L’ouvrage Diplomatie et espionnage : Les ambassadeurs du roi de France auprès de Philippe II. Du traité du Cateau-Cambrésis (1559) à la mort de Henri III (1589), a été rédigé par Jean-Michel Ribera, docteur en histoire, spécialiste des relations internationales à l’époque moderne et professeur d’histoire-géographie. Cette deuxième édition parue chez Classiques Garnier, publiée pour la première fois en 2007, est le résultat d’un travail de recherche dont la thèse a été soutenue en 2004 à l’université de Toulouse-Le Mirail.
Avec ce livre, qui s’inscrit dans un renouveau historiographique des relations internationales, l’auteur met sur le devant de la scène les ambassadeurs et les agents du roi de France présents en Espagne sous le règne de Philippe II. Jean-Michel Ribera fait débuter son étude avec la signature du traité du Cateau-Cambrésis en 1559, qui marque la fin d’une longue période où les conflits entre les monarchies française et espagnole ont paralysé l’instauration d’une diplomatie permanente.
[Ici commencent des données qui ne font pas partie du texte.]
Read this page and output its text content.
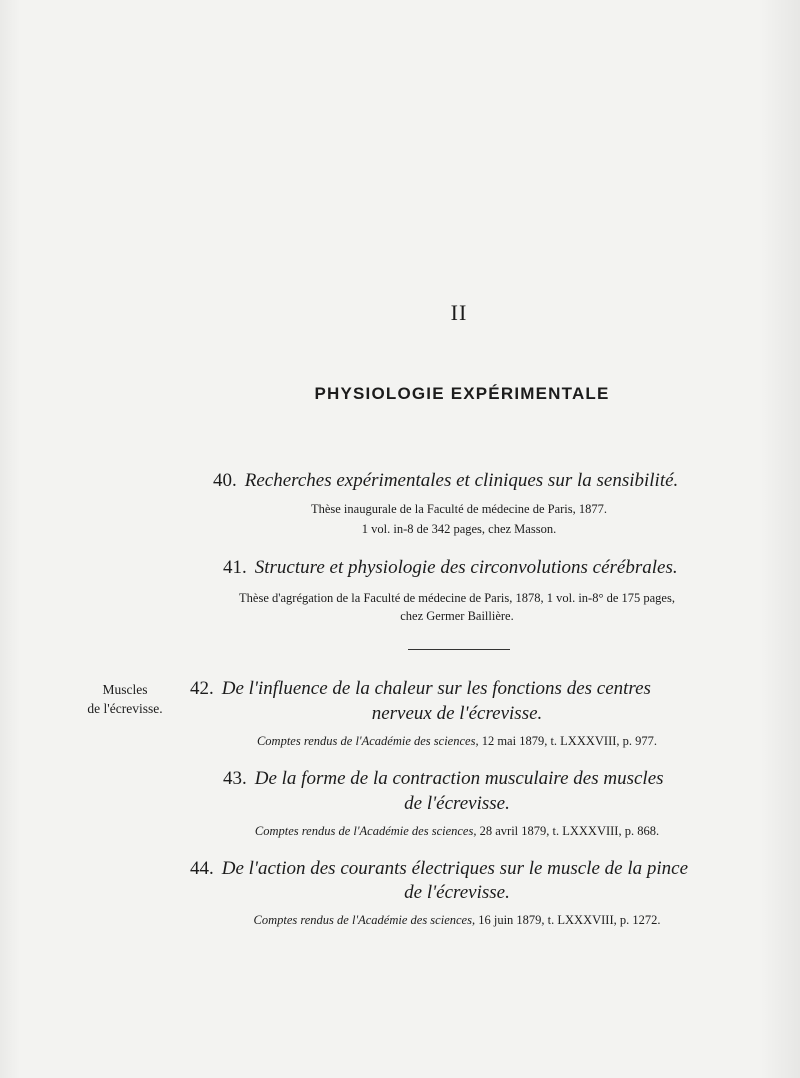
II
PHYSIOLOGIE EXPÉRIMENTALE
40. Recherches expérimentales et cliniques sur la sensibilité.
Thèse inaugurale de la Faculté de médecine de Paris, 1877.
1 vol. in-8 de 342 pages, chez Masson.
41. Structure et physiologie des circonvolutions cérébrales.
Thèse d'agrégation de la Faculté de médecine de Paris, 1878, 1 vol. in-8° de 175 pages,
chez Germer Baillière.
Muscles
de l'écrevisse.
42. De l'influence de la chaleur sur les fonctions des centres
nerveux de l'écrevisse.
Comptes rendus de l'Académie des sciences, 12 mai 1879, t. LXXXVIII, p. 977.
43. De la forme de la contraction musculaire des muscles
de l'écrevisse.
Comptes rendus de l'Académie des sciences, 28 avril 1879, t. LXXXVIII, p. 868.
44. De l'action des courants électriques sur le muscle de la pince
de l'écrevisse.
Comptes rendus de l'Académie des sciences, 16 juin 1879, t. LXXXVIII, p. 1272.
La paix nouvelle est scellée par le mariage de Philippe II et d’Elisabeth de France, fille de Henri II, ce qui permet une embellie dans les rapports entre les deux pays. Avec la mort de la reine en 1568 le retour des tensions sont durables. En 1589, à la mort d’Henri III, Philippe II ne reconnaît pas en Henri IV le légitime roi de France ce qui a pour conséquence de provoquer une rupture diplomatique. Toutefois, elle n’est que le point d’orgue d’une situation qui se dégradait depuis trois décennies.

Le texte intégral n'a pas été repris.